Liabilities due to MLP consultants and branch office managers represent unsettled commission claims. Usually they are non-interest-bearing and due on the 15th of the month following the settlement with the insurance company. Since 1 January 2018, additional liabilities to MLP consultants and branch office managers resulting from future commission claims need to be recognised due to the introduction of IFRS 15. As of 31 December 2020 this figure was € 25,070 thsd (previous year: € 26,515 thsd), € 17,695 thsd of this amount was non-current (previous year: € 19,273 thsd).

 

Leasing liabilities of € 51,157 thsd (previous year: € 54,156 thsd) include liabilities for lease payments on real estate of € 49,184 thsd (previous year: € 52,624 thsd) and liabilities for lease payments on vehicles of € 1,973 thsd (previous year: € 1,532 thsd). The total outflow of cash and cash equivalents for leases was € 12,036 thsd in the financial year 2020 (previous year: € 11,584 thsd).

 

Liabilities from the underwriting business include collection liabilities due to insurance companies, open third-party commission claims, as well as liabilities from claims settlement.

 

Purchase price liabilities include variable purchase price components resulting from the acquisition of the DI Group.
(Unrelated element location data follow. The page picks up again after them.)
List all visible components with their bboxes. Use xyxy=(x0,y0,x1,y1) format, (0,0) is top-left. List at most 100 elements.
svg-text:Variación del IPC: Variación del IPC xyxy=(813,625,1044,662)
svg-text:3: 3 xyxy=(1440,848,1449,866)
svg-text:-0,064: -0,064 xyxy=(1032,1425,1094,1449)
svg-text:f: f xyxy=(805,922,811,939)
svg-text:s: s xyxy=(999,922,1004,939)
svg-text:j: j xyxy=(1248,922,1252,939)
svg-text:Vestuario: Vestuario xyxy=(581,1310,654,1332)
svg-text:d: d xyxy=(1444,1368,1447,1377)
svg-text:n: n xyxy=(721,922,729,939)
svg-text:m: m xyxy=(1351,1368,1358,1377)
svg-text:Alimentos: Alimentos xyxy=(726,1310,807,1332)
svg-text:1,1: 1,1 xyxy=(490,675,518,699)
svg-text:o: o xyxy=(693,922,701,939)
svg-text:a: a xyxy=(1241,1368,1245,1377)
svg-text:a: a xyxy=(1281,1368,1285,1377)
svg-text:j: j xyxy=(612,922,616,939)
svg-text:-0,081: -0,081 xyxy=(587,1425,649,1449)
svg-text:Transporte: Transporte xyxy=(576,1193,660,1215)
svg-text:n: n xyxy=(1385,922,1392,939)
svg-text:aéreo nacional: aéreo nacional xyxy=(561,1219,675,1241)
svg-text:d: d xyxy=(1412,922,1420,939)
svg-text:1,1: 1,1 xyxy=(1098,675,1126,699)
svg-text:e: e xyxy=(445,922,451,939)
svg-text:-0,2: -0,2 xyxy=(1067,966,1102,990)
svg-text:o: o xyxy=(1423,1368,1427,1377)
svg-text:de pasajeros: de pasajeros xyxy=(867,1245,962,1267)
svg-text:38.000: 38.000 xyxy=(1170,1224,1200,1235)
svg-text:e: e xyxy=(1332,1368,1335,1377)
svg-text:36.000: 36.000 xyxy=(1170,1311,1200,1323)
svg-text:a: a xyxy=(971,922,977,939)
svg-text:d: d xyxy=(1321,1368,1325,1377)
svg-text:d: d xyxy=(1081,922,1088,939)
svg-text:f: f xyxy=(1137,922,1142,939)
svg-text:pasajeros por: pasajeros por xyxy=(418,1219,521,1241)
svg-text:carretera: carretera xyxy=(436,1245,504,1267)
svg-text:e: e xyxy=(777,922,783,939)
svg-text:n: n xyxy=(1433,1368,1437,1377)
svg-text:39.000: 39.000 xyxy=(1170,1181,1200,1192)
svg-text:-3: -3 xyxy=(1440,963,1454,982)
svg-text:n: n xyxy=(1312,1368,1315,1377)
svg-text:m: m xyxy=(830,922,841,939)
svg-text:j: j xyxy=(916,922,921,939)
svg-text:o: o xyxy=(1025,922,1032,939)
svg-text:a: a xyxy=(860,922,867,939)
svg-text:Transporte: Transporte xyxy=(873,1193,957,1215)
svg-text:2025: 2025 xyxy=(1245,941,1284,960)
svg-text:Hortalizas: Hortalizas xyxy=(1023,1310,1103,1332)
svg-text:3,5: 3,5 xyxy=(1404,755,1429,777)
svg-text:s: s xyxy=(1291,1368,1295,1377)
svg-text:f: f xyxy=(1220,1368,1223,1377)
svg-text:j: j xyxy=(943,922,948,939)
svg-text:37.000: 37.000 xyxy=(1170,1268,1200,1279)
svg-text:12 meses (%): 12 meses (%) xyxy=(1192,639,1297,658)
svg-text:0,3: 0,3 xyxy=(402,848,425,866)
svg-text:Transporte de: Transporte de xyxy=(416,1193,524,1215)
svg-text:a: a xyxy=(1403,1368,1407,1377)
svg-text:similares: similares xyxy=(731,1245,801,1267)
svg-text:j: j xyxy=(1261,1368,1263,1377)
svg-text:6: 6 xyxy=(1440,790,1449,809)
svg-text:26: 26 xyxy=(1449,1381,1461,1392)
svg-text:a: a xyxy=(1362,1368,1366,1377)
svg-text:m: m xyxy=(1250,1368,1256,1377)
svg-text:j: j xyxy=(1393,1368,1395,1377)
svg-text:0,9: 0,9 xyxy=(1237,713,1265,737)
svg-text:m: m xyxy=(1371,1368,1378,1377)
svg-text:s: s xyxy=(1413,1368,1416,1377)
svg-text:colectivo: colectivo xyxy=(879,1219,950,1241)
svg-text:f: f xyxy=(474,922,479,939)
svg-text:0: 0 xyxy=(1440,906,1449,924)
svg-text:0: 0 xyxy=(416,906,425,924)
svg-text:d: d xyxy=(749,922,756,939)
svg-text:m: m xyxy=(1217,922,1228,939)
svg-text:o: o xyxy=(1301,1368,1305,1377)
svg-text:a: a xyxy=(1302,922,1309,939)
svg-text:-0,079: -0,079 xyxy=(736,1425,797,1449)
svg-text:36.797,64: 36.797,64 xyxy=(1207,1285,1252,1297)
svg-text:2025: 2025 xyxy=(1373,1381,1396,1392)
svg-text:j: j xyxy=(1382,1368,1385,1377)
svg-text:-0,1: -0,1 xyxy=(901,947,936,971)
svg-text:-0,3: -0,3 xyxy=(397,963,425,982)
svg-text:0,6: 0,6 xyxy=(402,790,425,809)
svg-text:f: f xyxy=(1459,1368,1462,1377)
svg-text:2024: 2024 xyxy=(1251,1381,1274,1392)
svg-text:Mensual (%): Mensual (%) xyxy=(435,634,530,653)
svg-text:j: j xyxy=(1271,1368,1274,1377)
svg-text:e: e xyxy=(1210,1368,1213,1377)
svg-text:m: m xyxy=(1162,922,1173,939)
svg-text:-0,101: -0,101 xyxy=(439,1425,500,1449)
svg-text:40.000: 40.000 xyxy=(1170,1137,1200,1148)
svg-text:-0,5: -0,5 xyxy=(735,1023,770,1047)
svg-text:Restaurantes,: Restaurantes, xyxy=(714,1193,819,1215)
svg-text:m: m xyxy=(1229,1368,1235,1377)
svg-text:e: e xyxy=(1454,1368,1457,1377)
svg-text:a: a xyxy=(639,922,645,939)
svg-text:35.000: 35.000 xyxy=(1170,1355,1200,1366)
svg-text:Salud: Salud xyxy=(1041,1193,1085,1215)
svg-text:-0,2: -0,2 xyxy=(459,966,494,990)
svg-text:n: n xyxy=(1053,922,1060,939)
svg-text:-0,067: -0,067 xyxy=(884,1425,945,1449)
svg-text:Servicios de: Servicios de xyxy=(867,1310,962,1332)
Adjustments to the earnings targets of the DI Group were performed due to the coronavirus pandemic in the time period relevant for the purchase price. This leads to a reduction in the purchase price of € 1,479 thsd, which was recognised in the income statement.

 

Other liabilities comprise commissions withheld from MLP consultants due to cancellations amounting to € 2,359 thsd (previous year: € 2,291 thsd). Commissions withheld are charged with interest. Their term is mainly indefinite.

 

MLP has agreed-upon and non-utilised lines of credit amounting to € 160,029 thsd (previous year: € 168,961 thsd).

 

Further disclosures on other liabilities can be found in Note 35 and 36.